Собравшись у приказных ворот (Sayid yamuni yadan-a), народ скопом (xamuy ulus) обращается к властям и говорит: «Тут выходит, что не одна эта ханша умерла, а весь народ должен умереть» (Ene xatun yaycayar ükügsen bisi: xamuy uhis cöm ükükü bayinam! S. 52).
Но дни и ночи хан не выпускает из своих объятий покойницу, а народ дни и ночи плачет. После напрасных попыток урезонить хана тем, что «негоже живому человеку всю жизнь возиться с покойниками» (ükügsen kümün amitu kümün xoyar sayuxu yosun ügeija, S. 67), Гесер подменяет у спящего хана его покойницу — дохлой собакой; покойницу же выкидывает. Хан совсем-было образумился, сочтя, что такое нехорошее превращение случилось само собой, как естественный результат его содомского безумия, но, по доносу придворного шпиона, Гесера судят и заставляют побывать во всех и всяких «адских ямах», где кишмя кишат то китайские «ядовитые змеи», то гнезда вшей и муравьев; отведать китайских «темных ям» (темниц) и изощренных пыток палачей. Но над всем этим в веселых песнях смеется победоносный Гесер, а палачи оплакивают гибель одной своей ямы за другой: всех гадов и зверей уничтожает он бабушкиными средствами, а темницу озаряет при помощи ее золотого аркана для поимки солнца и серебряного — для поимки луны.
Все эти аллегории (змеи, вши, осы, звери) не нуждаются в комментариях.
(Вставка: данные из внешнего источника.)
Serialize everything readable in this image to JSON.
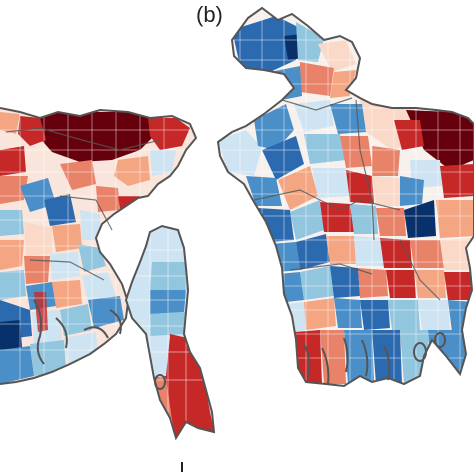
{
  "panel": {
    "label": "(b)"
  },
  "colors": {
    "dark_red": "#67000d",
    "red": "#c62828",
    "orange_red": "#e8836a",
    "salmon": "#f4a582",
    "light_pink": "#fbd9c8",
    "pale": "#f7f1ee",
    "light_blue": "#cfe4f2",
    "sky_blue": "#92c5de",
    "mid_blue": "#4b8fc8",
    "blue": "#2c6ab0",
    "dark_blue": "#08306b",
    "boundary": "#555555"
  },
  "maps": [
    {
      "name": "left-map-cropped"
    },
    {
      "name": "right-map"
    }
  ]
}
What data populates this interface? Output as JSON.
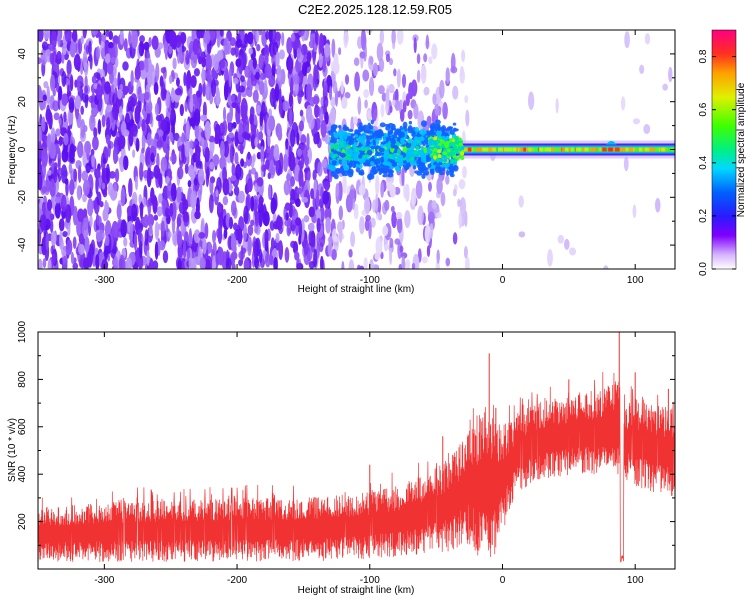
{
  "title": "C2E2.2025.128.12.59.R05",
  "chart_data": [
    {
      "type": "heatmap",
      "xlabel": "Height of straight line (km)",
      "ylabel": "Frequency (Hz)",
      "xlim": [
        -350,
        130
      ],
      "ylim": [
        -50,
        50
      ],
      "xticks": [
        -300,
        -200,
        -100,
        0,
        100
      ],
      "yticks": [
        -40,
        -20,
        0,
        20,
        40
      ],
      "tone_frequency_hz": 0,
      "regions": [
        {
          "x": [
            -350,
            -130
          ],
          "description": "broadband noise, purple speckle"
        },
        {
          "x": [
            -130,
            -35
          ],
          "description": "emerging signal near 0 Hz with diffuse noise"
        },
        {
          "x": [
            -35,
            130
          ],
          "description": "clean narrow tone near 0 Hz, peak amplitude ~0.9"
        }
      ],
      "colorbar": {
        "label": "Normalized spectral amplitude",
        "range": [
          0.0,
          0.9
        ],
        "ticks": [
          0.0,
          0.2,
          0.4,
          0.6,
          0.8
        ]
      }
    },
    {
      "type": "line",
      "xlabel": "Height of straight line (km)",
      "ylabel": "SNR (10 * v/v)",
      "xlim": [
        -350,
        130
      ],
      "ylim": [
        0,
        1000
      ],
      "xticks": [
        -300,
        -200,
        -100,
        0,
        100
      ],
      "yticks": [
        200,
        400,
        600,
        800,
        1000
      ],
      "color": "#f03232",
      "envelope": {
        "x": [
          -350,
          -300,
          -250,
          -200,
          -150,
          -110,
          -80,
          -60,
          -45,
          -35,
          -28,
          -20,
          -10,
          -5,
          0,
          10,
          20,
          40,
          60,
          80,
          88,
          92,
          100,
          115,
          130
        ],
        "low": [
          30,
          30,
          30,
          30,
          30,
          40,
          50,
          60,
          70,
          80,
          120,
          40,
          10,
          60,
          150,
          300,
          350,
          380,
          400,
          400,
          380,
          380,
          350,
          320,
          300
        ],
        "high": [
          260,
          280,
          290,
          300,
          300,
          320,
          350,
          400,
          450,
          500,
          570,
          650,
          700,
          650,
          620,
          650,
          700,
          720,
          740,
          780,
          800,
          700,
          720,
          690,
          680
        ],
        "spikes": [
          [
            -100,
            440
          ],
          [
            -45,
            560
          ],
          [
            -10,
            910
          ],
          [
            -5,
            680
          ],
          [
            50,
            800
          ],
          [
            88,
            1000
          ],
          [
            100,
            830
          ],
          [
            125,
            760
          ]
        ]
      },
      "dip": {
        "x": 90,
        "y": 30
      }
    }
  ]
}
Но образ хана, который не расстается с покойницей и изводит народ слишком неумеренным трауром, — не представляет ли он сатирической трактовки конфуцианского культа, этого специфического культа китайской бюрократии, «мертвящего культа мертвецов», доведенного в императорском Китае до уродливой системы церемоний?
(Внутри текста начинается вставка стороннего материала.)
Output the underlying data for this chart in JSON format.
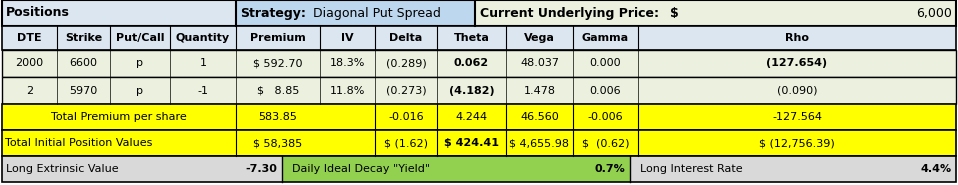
{
  "title_left": "Positions",
  "title_strategy_label": "Strategy:",
  "title_strategy_value": "Diagonal Put Spread",
  "title_price_label": "Current Underlying Price:",
  "title_price_symbol": "$",
  "title_price_value": "6,000",
  "headers": [
    "DTE",
    "Strike",
    "Put/Call",
    "Quantity",
    "Premium",
    "IV",
    "Delta",
    "Theta",
    "Vega",
    "Gamma",
    "Rho"
  ],
  "row1": [
    "2000",
    "6600",
    "p",
    "1",
    "$ 592.70",
    "18.3%",
    "(0.289)",
    "0.062",
    "48.037",
    "0.000",
    "(127.654)"
  ],
  "row1_bold": [
    false,
    false,
    false,
    false,
    false,
    false,
    false,
    true,
    false,
    false,
    true
  ],
  "row2": [
    "2",
    "5970",
    "p",
    "-1",
    "$   8.85",
    "11.8%",
    "(0.273)",
    "(4.182)",
    "1.478",
    "0.006",
    "(0.090)"
  ],
  "row2_bold": [
    false,
    false,
    false,
    false,
    false,
    false,
    false,
    true,
    false,
    false,
    false
  ],
  "total_row1_label": "Total Premium per share",
  "total_row1_premium": "583.85",
  "total_row1_delta": "-0.016",
  "total_row1_theta": "4.244",
  "total_row1_vega": "46.560",
  "total_row1_gamma": "-0.006",
  "total_row1_rho": "-127.564",
  "total_row2_label": "Total Initial Position Values",
  "total_row2_premium": "$ 58,385",
  "total_row2_delta": "$ (1.62)",
  "total_row2_theta": "$ 424.41",
  "total_row2_vega": "$ 4,655.98",
  "total_row2_gamma": "$  (0.62)",
  "total_row2_rho": "$ (12,756.39)",
  "bottom_left_label": "Long Extrinsic Value",
  "bottom_left_value": "-7.30",
  "bottom_mid_label": "Daily Ideal Decay \"Yield\"",
  "bottom_mid_value": "0.7%",
  "bottom_right_label": "Long Interest Rate",
  "bottom_right_value": "4.4%",
  "color_positions_bg": "#dce6f1",
  "color_strategy_bg": "#bdd7ee",
  "color_price_bg": "#ebf1de",
  "color_header_row_bg": "#dce6f1",
  "color_data_row_bg": "#ebf1de",
  "color_yellow": "#ffff00",
  "color_bottom_gray": "#d9d9d9",
  "color_bottom_green": "#92d050"
}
Итак, Гесер излечивает китайского хана, и, женившись на китайской царевне, три года водворяет в Китае порядок. Однако, соскучившись по родине, покидает Китай.
Содержание четвертой песни дает борьба Гесера за свое личное счастье. Пользуясь отсутствием Гесера, Цотон, при содействии ревнивой Гесеровой жены Рогмо, ухитрился выслать из улуса возлюбленную Гесера Аралго (по прозванию Тумен-чжиргаланг), а та с горя вышла на чужбине замуж за «двенадцатиголовое» чудовище с несметными богатствами[14]. Три «победоносных» сестры-думы отказываются в этом случае водить Гесера по трудным «перевалам» (личной жизни), которые «непроходимы» для них из-за всяческой «нечистоты» (Egün-ece cinaysi simnu-yin yajar-a bujar burtay mayu buyu, bide ülü ecikii buyu ci mini yaycayar eci!), и потому-то достижение личных целей происходит здесь за счет несчастий общественных. Гесеру помогает теперь только «стеклышко из огневой драгоценности» (хрусталь-глаза) (yal erdenitü sil), данный «божьими детьми» (tenggri-yin köbegüd), с помощью которого можно видеть на том дьявольском перевале (mangyus-yin dabayan-du), где стоит день и ночь непроглядный грязный туман (edür ci ügei süni ci ondui xab-xara budang metü bayixu bui! S. 89). Гесер находит желанную Аралго и при ее помощи уничтожает противника.
Но в это же время три ширайгольских хана похищают Гесерову жену, Рогмо-гоа (песнь пятая). За честь Гесера вступаются все его богатыри, и все погибают в этой войне, из-за предательства Цотон-нойона. Гесер же, опоенный «забвенным напитком» любимой Аралго-гоа, девять лет праздно живет в богатом дворце убитого им «двенадцатиголового Мангуса». Но и в праздной дремоте все нет-нет да и напомнит ему о забытом долге, о забытых богатырских делах и битвах: и смеющаяся над ним старуха, у которой за время Гесерова безделья корова одряхлела до того, что рога поистерлись; и язвительный ворон, смеющийся ему в лицо; и хитрая предприимчивая лиса; и письма Рогмо о гибели любимого брата и всех его богатырей. Но только родимые «тибетские журавли», в которых обернулись его думы-сестры, выводят его из гибельного забытья. Тогда Гесер до корня истребляет все богатства, и оставив на службу себе только «душу» богатств — души животных, выступает мстить всем своим врагам, начиная с Цотона.